For Gibson Guitars, it’s becoming a familiar tune: federal investigators storming its manufacturing plants. That’s what happened for the second time in three years last August, when U.S. Fish and Wildlife Service and Homeland Security agents raided the company’s Nashville and Memphis facilities. As that case proceeds, one wonders about its relationship to the November 2009 seizure of wood products, when Gibson was said to have purchased ebony in violation of Indian law. That case is now in the forfeiture stage, with the government seeking to dispose of the wood, and Gibson fighting to get it back. The government has asked the judge to stay both cases while it decides possible criminal charges.
In the 2009 case, the Fish and Wildlife affidavit states there was a violation of 16 U.S.C. 3372(a)(2) of the Lacey Act, which makes it illegal “to import, export, transport, sell, receive, acquire or purchase in interstate or foreign commerce — (A) any fish or wildlife taken, possessed, transported, or sold in violation of any law or regulation of any state or in violation of any foreign law.” If Fish and Wildlife is correct, and the ebony was obtained and shipped in violation of Indian law, Gibson would be liable under U.S. law, even if it didn’t know about the impropriety.
Last August’s raid came after claims Gibson purchased ebony and rosewood that was exported illegally from Madagascar. Assuming this to be true, Gibson again would be in violation of U.S. law. In both instances, the exports originated in Germany, the importer was a third-party customer, and Gibson was the ultimate consignee.
Fish and Wildlife makes a big deal about the wood not being properly classified when exported by the seller, and again when imported by the middleman. These missteps, if correct, are being used to infer Gibson and its business partners were trying to hide the true identity of the woods to evade Lacey Act requirements. Gibson’s defense centers, in part, on claims the wood came from suppliers that abide by Forrest Stewardship Council principles. FSC members issue certificates attesting the wood being shipped wasn’t illegally harvested and doesn’t violate traditional or civil rights.
Even if Gibson’s statements are true, the company could have been duped through the issuance of phony FSC certificates, even if issued by a legitimate FSC source. If not, the Lacey Act is a strict liability law, meaning Gibson could be in violation, even without knowing it.
The 2011 case is still new. It’s clear from the search warrant that the issuing judge relied on the interpretation of Madagascar law provided by the Fish and Wildlife agent. The 2009 search was based on a similar reliance on the agent’s explanation of Indian law. In neither case was a copy of the foreign law provided with the search warrant affidavit, only a summary of its purported contents.
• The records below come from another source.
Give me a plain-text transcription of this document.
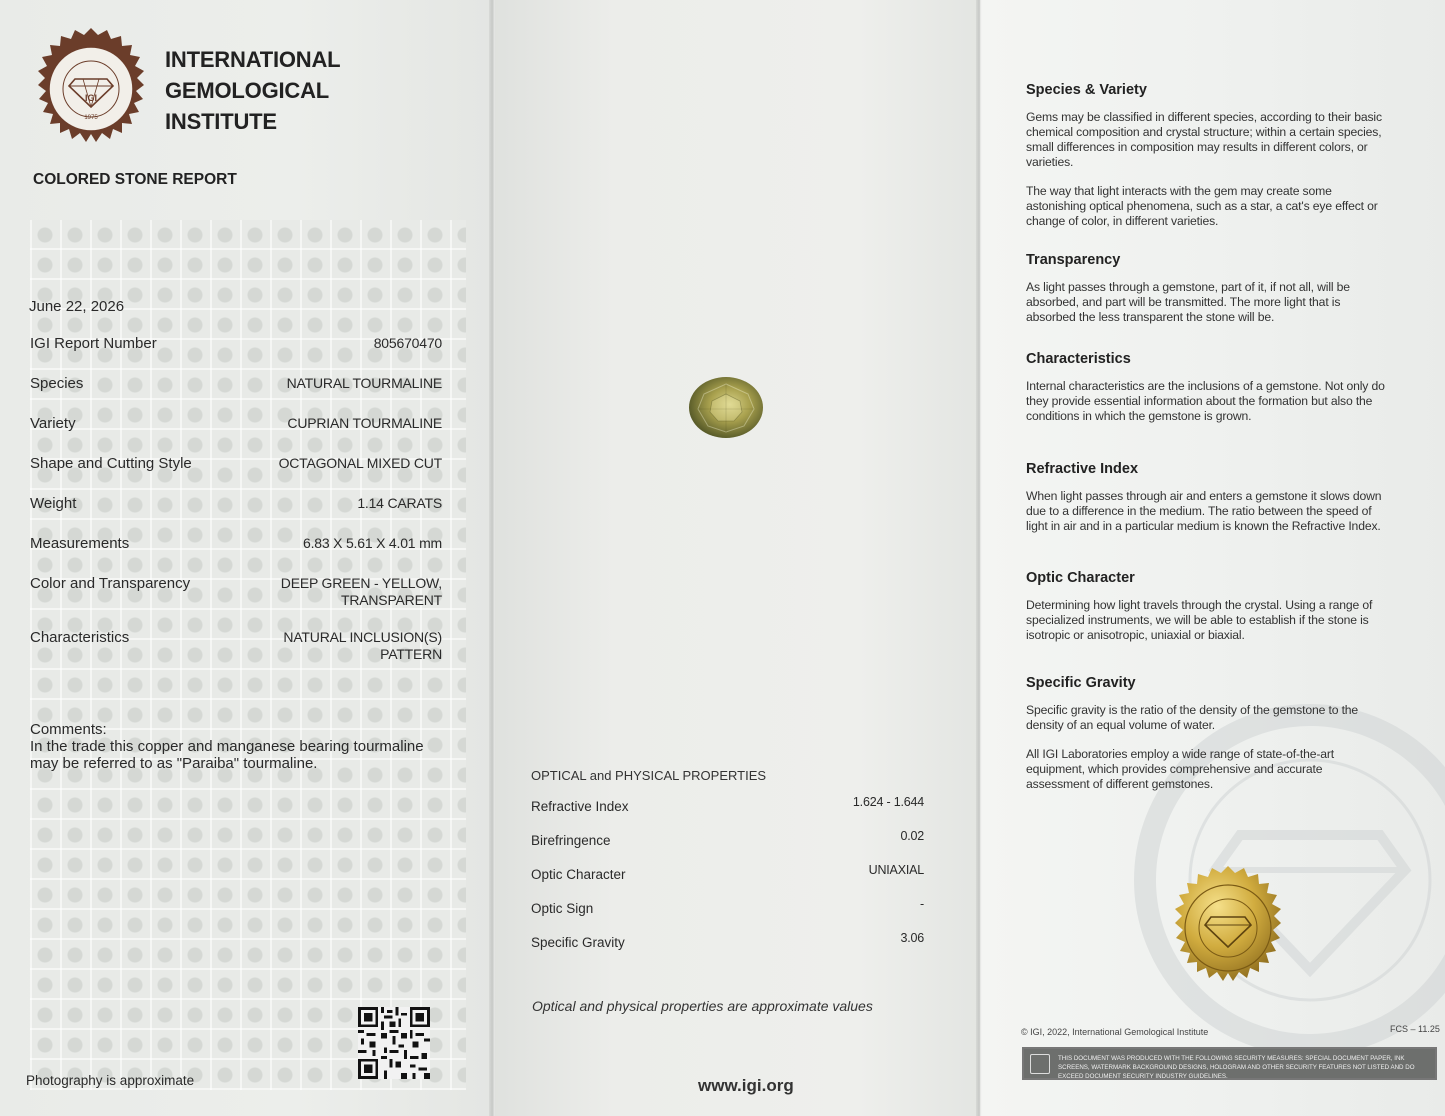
1975
IGI
INTERNATIONAL
GEMOLOGICAL
INSTITUTE
COLORED STONE REPORT
June 22, 2026
IGI Report Number	805670470
Species	NATURAL TOURMALINE
Variety	CUPRIAN TOURMALINE
Shape and Cutting Style	OCTAGONAL MIXED CUT
Weight	1.14 CARATS
Measurements	6.83 X 5.61 X 4.01 mm
Color and Transparency	DEEP GREEN - YELLOW,
TRANSPARENT
Characteristics	NATURAL INCLUSION(S)
PATTERN
Comments:
In the trade this copper and manganese bearing tourmaline may be referred to as "Paraiba" tourmaline.
Photography is approximate
OPTICAL and PHYSICAL PROPERTIES
Refractive Index	1.624 - 1.644
Birefringence	0.02
Optic Character	UNIAXIAL
Optic Sign	-
Specific Gravity	3.06
Optical and physical properties are approximate values
www.igi.org
Species & Variety

Gems may be classified in different species, according to their basic chemical composition and crystal structure; within a certain species, small differences in composition may results in different colors, or varieties.

The way that light interacts with the gem may create some astonishing optical phenomena, such as a star, a cat's eye effect or change of color, in different varieties.

Transparency

As light passes through a gemstone, part of it, if not all, will be absorbed, and part will be transmitted. The more light that is absorbed the less transparent the stone will be.

Characteristics

Internal characteristics are the inclusions of a gemstone. Not only do they provide essential information about the formation but also the conditions in which the gemstone is grown.

Refractive Index

When light passes through air and enters a gemstone it slows down due to a difference in the medium. The ratio between the speed of light in air and in a particular medium is known the Refractive Index.

Optic Character

Determining how light travels through the crystal. Using a range of specialized instruments, we will be able to establish if the stone is isotropic or anisotropic, uniaxial or biaxial.

Specific Gravity

Specific gravity is the ratio of the density of the gemstone to the density of an equal volume of water.

All IGI Laboratories employ a wide range of state-of-the-art equipment, which provides comprehensive and accurate assessment of different gemstones.

© IGI, 2022, International Gemological Institute	FCS – 11.25
THIS DOCUMENT WAS PRODUCED WITH THE FOLLOWING SECURITY MEASURES: SPECIAL DOCUMENT PAPER, INK SCREENS, WATERMARK BACKGROUND DESIGNS, HOLOGRAM AND OTHER SECURITY FEATURES NOT LISTED AND DO EXCEED DOCUMENT SECURITY INDUSTRY GUIDELINES.
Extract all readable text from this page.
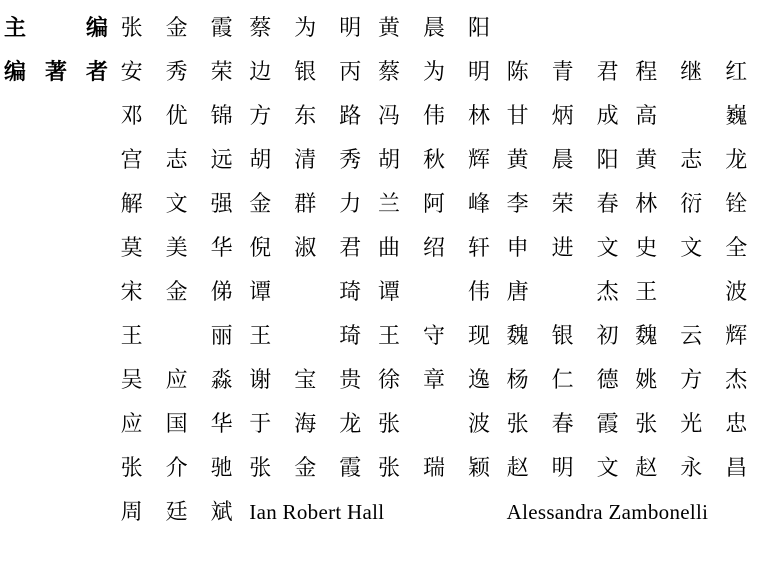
主 编	张金霞	蔡为明	黄晨阳		
编著者	安秀荣	边银丙	蔡为明	陈青君	程继红
	邓优锦	方东路	冯伟林	甘炳成	高 巍
	宫志远	胡清秀	胡秋辉	黄晨阳	黄志龙
	解文强	金群力	兰阿峰	李荣春	林衍铨
	莫美华	倪淑君	曲绍轩	申进文	史文全
	宋金俤	谭 琦	谭 伟	唐 杰	王 波
	王 丽	王 琦	王守现	魏银初	魏云辉
	吴应淼	谢宝贵	徐章逸	杨仁德	姚方杰
	应国华	于海龙	张 波	张春霞	张光忠
	张介驰	张金霞	张瑞颖	赵明文	赵永昌
	周廷斌	Ian Robert Hall		Alessandra Zambonelli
Gibson has an affidavit from the relevant Indian authorities refuting Fish and Wildlife’s position on the first case. The government, however, doesn’t like being publicly embarrassed, so likely is looking for other ways to undermine Gibson’s position. Hence, the second raid. Gibson has produced its evidence regarding the Indian shipments to the court. It is too soon in the process for similar evidence to be due regarding the Madagascar wood, but it seems reasonable to expect similar efforts by Gibson to get those goods back.
It is entirely possible the government is wrong. That’s certainly been true in numerous recent cases; the government has lost, left with little or no evidence to support its original claims.
About 95 percent of all cases settle. Given the acrimony on both sides, it’s not clear settlement is possible between Fish and Wildlife and Gibson. Only time will tell, but Gibson’s travails serve as a reminder: You have to be careful how you confront any government agent. Individual agents often proceed with little oversight. U.S. Attorney’s Offices work closely with those agents and are loathe to turn down their cases, so being careful is important and can be the difference between a resolution and a costly trial. The best defense is to redouble your efforts to ensure your compliance program is solid up and down your supply chain. Of course, sometimes a good fight is the only way to prove them wrong.
Just ask Lindsey Manufacturing, Keith Lindsey and Steven Lee, who had to endure their own version of hell through a conviction on multiple counts grounded in Foreign Corrupt Practices Act violations, only to have those convictions overturned by the judge due to prosecutorial misconduct.
Let’s hope the U.S.-based guitar manufacturer isn’t put through that same brand of retribution.